In July 2015, Misfit launched the Link, a squeezable clicker, with activity tracking features making it similar to the Flash without a wristband. It connects to the Misfit app, becoming a remote control for the applications functions such as pausing a song. This remote control functionality, referred to by Misfit as a "Smart Button", was retroactively added to the Flash, and has been included in every subsequent fitness tracker sold by Misfit including the Ray, Shine 2 and Flare, as well as the Phase, Path and Command hybrid devices.

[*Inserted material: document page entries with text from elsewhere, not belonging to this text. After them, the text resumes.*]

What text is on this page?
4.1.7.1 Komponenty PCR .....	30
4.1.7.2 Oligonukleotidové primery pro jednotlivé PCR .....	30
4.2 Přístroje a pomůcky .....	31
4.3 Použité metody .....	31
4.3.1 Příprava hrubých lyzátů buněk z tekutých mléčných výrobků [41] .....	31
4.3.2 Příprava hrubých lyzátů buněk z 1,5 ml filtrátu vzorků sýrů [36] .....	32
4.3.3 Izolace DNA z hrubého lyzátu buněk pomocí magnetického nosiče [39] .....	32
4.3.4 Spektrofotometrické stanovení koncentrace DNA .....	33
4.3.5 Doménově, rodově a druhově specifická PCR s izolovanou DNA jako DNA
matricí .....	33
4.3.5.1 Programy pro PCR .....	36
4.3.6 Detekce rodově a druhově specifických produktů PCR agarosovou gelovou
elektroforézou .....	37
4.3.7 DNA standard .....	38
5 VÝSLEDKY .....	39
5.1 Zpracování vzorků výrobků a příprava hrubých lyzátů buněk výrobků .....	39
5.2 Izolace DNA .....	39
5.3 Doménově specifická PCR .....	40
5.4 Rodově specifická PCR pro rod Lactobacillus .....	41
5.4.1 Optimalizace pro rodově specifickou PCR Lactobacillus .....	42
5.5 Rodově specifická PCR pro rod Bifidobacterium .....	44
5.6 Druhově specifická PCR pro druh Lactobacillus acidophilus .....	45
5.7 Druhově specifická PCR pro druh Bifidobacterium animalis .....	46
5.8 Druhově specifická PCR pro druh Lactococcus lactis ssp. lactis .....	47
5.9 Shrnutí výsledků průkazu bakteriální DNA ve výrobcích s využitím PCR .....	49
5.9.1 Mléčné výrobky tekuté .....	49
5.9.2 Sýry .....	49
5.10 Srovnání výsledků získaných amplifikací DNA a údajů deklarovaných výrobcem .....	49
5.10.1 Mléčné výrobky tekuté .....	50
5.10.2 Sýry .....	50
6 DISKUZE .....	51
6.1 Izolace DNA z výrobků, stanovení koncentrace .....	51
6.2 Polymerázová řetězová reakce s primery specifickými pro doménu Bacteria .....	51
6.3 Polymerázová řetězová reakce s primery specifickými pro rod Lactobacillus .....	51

In 2017, Misfit launched the Flare, a fitness tracker with similar features to the Flash, which occupies the lowest price point in Misfit's product lineup after the Flash was discontinued. Its user interface is more sparse than the Flash, with a single LED which flashes different patterns depending on how close the wearer is reaching their daily goal.

=== Ray ===
The Ray is the most minimalist and versatile tracker. It automatically tracks steps, distance, light and restful sleep. It is a non‐charging tracker with replaceable batteries lasting up to 4 months. It is water resistant. There are 11 colors and 4 options for wearable style: sport band, leather band, bangle and necklace. There is a customization option as well as packaged sets.

This line was discontinued in 2018.

===Vapor===
The Vapor is an Android Wear-based smartwatch which was launched in early 2017 and made available for ordering from select countries on 31 October 2017.

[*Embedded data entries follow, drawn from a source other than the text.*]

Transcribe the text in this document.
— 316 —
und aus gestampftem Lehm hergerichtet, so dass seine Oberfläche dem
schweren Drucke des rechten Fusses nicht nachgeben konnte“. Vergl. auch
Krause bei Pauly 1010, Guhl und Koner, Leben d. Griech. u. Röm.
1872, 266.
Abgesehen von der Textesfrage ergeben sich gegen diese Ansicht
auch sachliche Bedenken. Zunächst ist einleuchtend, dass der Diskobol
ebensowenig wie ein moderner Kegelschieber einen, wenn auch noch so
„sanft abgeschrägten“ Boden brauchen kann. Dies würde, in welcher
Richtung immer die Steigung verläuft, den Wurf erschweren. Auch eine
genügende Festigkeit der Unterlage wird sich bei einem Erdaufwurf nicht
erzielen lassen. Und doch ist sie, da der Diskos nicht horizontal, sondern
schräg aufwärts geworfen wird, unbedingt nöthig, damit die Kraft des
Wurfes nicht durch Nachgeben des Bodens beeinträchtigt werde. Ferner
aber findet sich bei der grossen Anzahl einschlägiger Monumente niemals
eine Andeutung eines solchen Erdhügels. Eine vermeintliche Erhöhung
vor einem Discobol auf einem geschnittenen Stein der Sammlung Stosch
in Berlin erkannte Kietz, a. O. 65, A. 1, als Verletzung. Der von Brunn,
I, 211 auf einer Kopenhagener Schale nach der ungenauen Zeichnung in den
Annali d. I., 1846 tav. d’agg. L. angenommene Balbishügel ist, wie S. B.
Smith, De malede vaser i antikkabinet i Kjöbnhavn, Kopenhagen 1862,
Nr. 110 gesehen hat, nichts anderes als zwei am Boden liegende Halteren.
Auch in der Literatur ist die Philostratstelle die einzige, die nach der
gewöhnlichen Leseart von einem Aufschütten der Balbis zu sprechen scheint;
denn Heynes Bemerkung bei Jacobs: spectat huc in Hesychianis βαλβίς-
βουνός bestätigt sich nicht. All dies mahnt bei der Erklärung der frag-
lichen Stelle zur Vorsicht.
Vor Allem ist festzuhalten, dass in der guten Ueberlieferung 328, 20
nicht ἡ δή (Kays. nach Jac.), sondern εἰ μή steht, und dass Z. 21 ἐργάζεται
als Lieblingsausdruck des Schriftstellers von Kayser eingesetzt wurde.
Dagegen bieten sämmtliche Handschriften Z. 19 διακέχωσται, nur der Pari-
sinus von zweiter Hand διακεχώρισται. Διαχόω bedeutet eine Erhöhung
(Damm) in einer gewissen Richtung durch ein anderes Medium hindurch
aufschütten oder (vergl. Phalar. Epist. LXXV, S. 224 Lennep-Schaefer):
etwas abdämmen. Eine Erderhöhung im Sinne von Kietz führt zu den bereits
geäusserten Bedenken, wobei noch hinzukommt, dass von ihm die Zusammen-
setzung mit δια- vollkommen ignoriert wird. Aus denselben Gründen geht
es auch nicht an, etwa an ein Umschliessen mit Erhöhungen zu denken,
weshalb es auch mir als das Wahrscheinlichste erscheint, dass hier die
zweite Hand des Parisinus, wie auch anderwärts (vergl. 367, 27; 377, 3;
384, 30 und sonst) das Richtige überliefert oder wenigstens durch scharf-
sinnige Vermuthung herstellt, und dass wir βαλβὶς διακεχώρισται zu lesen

The watch was originally reported to come with Misfit's own software and integrated GPS and NFC chips for mobile payment but the design was later changed to be based on Android Wear 2.0 and that the GPS and NFC chips were no longer present. The watch is available in four colours and has interchangeable straps of different types and colours. It features a unique Virtual Touch Bezel that can be used to navigate between apps on the watch. While integrated GPS is no longer part of the watch, it still has a strong focus on fitness use with heart-rate sensor and support for connected GPS (where it uses the GPS of the connected phone) and it is swimproof and water resistant to 50 metres.

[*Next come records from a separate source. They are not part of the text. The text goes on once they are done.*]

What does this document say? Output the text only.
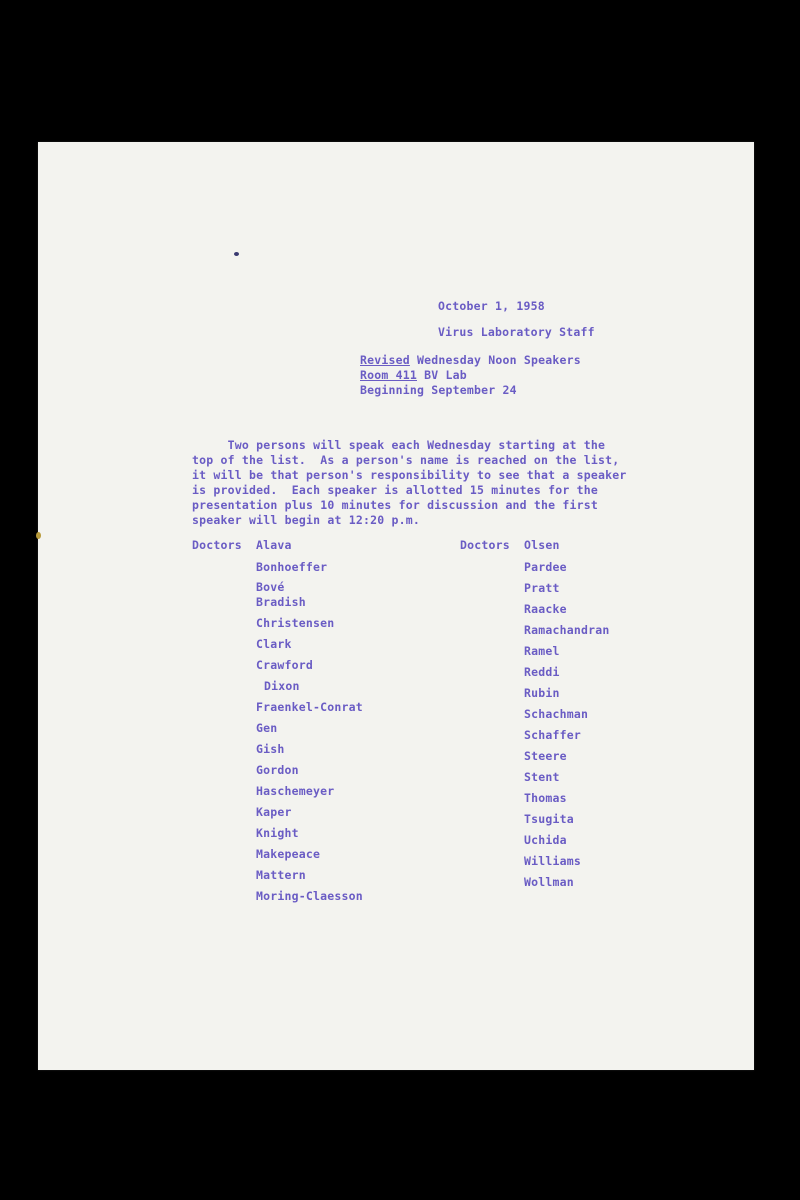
October 1, 1958
Virus Laboratory Staff
Revised Wednesday Noon Speakers
Room 411 BV Lab
Beginning September 24
Two persons will speak each Wednesday starting at the
top of the list.  As a person's name is reached on the list,
it will be that person's responsibility to see that a speaker
is provided.  Each speaker is allotted 15 minutes for the
presentation plus 10 minutes for discussion and the first
speaker will begin at 12:20 p.m.
Doctors	Doctors
Alava
Bonhoeffer
Bové
Bradish
Christensen
Clark
Crawford
Dixon
Fraenkel-Conrat
Gen
Gish
Gordon
Haschemeyer
Kaper
Knight
Makepeace
Mattern
Moring-Claesson
Olsen
Pardee
Pratt
Raacke
Ramachandran
Ramel
Reddi
Rubin
Schachman
Schaffer
Steere
Stent
Thomas
Tsugita
Uchida
Williams
Wollman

=== Phase, Command, and Path ===
Misfit introduced the Phase in late 2016. Marketed as a hybrid smartwatch, it features a mechanical analog watch face together with Misfit's typical suite of step, activity, sleep tracking and Smart Button capabilities. It also includes an alarm and notification system, with vibrating alerts and a small circular slot in the watch face which can turn a variety of different background colours depending on the type of notification. The hour and minute hands can also be prompted to serve as a progress indicator towards the user's daily activity goals, and they can move to predetermined locations when vibration alerts occur to provide additional detail about the notification.

Following up on the Phase, Misfit introduced the Command in 2017. Unlike the Phase, the Command has a separate mechanical dial (instead of the notification slot) which normally displays the user's current activity progress, and can also help identify vibration alerts.

The Path is Misfit's third hybrid mechanical watch and fitness tracker, released in 2018. Omitting both the Command's separate progress/notification dial and the Phase's color-coded notification slot, it only includes mechanical hour and minute hands, used to indicate the time-of-day, identify vibration notification alerts, and display the user's activity progress.

===Connected home===
Misfit has several smart home products such as the Beddit Sleep Monitor, a sleep-monitoring strip that fits over a mattress, as well as the Bolt Smart Bulb, a wirelessly-connected color-changing light bulb. The Bolt Smart Bulbs also function as alarm clocks that can be connected to Misfit’s sleep-monitoring devices such as Shine, Flash or Beddit. The lightbulbs support color combinations that create light-scapes resembling sunsets, sunrises, bright days, or other scenes.

Misfit Home includes a mobile app for iOS and Android operating systems as well as additional smart-home capabilities such as wireless controls for lights, locks and thermostats.